The Liz Phair backlash is in full swing. What began as some mumblings when her new record was constantly being reworked and pushed back, and turned into a steady low-range grumbling when it was revealed she was working with Avril Lavigne hit-machine The Matrix has finally become a full-bore torrent of vitriol, incited by her latest round of interviews promoting her new self-titled album, out on June 24. She’s basically disavowed the Chicago indie scene that made Exile In Guyville such a success and is making a full-out reach for the commercial success brass ring, in the mode of Sheryl Crow or, well, Avril Lavigne. Only problem, Liz dear, is that:
a) you’re old. Not that old, sure, but certainly not teen idol material. You’re still a damned attractive woman, but dressing like you’re a teenager ain’t fooling anyone.
b) You can’t sing. I mean, you can sing in your own particular style, but if you think that’s going to crossover to a market that’s conditioned to accept only digitally pitch-perfect, warbling songbirds, uh, no. Unless of course you had that Studio Magic knob on the mixing board turned up to full.
c) You’re a songwriter first and foremost. It’s the strength of your lyrics and wordplay that got everyone’s attention in the first place. You think folks on Top 40 radio will listen to your lyrics? Nuh-uh.
d) Alienating the very fanbase that put you in the position to take this running leap? Not smart. Who’s going to catch you when you fall?
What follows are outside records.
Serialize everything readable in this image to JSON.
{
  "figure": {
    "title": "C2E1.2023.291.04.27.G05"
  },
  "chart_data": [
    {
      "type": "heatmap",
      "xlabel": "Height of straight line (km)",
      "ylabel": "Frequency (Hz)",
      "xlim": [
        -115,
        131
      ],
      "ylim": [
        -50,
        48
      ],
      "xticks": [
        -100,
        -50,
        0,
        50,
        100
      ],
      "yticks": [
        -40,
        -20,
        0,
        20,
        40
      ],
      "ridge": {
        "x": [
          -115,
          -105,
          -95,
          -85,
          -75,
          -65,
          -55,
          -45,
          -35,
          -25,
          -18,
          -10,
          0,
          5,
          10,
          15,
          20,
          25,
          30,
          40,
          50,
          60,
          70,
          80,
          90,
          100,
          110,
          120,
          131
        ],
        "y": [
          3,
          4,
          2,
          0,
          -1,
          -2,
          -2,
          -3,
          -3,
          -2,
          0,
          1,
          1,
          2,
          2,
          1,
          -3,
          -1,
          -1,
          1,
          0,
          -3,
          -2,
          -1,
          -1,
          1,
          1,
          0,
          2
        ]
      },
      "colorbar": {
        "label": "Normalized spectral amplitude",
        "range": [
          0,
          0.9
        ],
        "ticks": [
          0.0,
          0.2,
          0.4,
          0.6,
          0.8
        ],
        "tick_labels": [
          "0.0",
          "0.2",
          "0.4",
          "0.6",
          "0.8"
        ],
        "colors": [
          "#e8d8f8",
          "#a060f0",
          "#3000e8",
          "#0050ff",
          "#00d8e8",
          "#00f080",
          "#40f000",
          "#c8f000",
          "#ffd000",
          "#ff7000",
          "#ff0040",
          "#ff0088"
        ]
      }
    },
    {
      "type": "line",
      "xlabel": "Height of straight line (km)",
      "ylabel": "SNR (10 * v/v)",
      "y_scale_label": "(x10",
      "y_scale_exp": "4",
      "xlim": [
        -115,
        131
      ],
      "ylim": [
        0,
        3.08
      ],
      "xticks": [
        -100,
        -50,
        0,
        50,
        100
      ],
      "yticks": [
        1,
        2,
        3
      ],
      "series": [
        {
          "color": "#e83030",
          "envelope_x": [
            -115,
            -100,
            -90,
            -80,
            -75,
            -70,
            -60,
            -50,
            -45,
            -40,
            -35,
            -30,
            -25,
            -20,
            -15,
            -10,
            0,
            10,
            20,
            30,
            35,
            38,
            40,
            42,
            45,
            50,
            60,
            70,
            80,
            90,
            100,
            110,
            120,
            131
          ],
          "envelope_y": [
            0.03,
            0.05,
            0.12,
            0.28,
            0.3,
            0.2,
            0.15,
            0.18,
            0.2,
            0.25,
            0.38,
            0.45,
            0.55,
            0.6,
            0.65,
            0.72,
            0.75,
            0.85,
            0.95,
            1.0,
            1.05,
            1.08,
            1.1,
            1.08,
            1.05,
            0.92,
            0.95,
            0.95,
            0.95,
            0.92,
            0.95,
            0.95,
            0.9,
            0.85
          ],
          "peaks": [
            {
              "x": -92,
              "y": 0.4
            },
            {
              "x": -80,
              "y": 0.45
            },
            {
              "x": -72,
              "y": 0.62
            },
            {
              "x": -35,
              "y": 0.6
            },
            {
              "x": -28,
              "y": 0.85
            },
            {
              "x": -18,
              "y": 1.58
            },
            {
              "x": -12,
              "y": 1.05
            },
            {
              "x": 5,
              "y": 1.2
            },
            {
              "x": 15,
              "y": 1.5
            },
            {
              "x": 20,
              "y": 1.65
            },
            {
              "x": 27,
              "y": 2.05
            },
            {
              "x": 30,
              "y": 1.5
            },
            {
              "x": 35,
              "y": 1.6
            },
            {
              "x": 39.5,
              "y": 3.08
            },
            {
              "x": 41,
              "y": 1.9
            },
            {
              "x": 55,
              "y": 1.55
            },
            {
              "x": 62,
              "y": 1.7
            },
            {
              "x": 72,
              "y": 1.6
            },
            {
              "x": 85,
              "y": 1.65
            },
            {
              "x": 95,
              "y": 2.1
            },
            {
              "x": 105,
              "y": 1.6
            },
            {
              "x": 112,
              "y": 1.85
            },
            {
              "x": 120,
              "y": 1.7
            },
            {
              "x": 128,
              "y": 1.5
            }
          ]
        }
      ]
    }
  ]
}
This article sums things up pretty well. Good luck Liz, but my money is on this being one of the most ill-conceived career moves the world has ever seen, and the ensuing train wreck will be a cautionary tale for generations to come. I can only hope that the inevitable next ‘bitter against the world’ record will kickstart your creative process some. Getting screwed over worked wonders for Aimee Mann.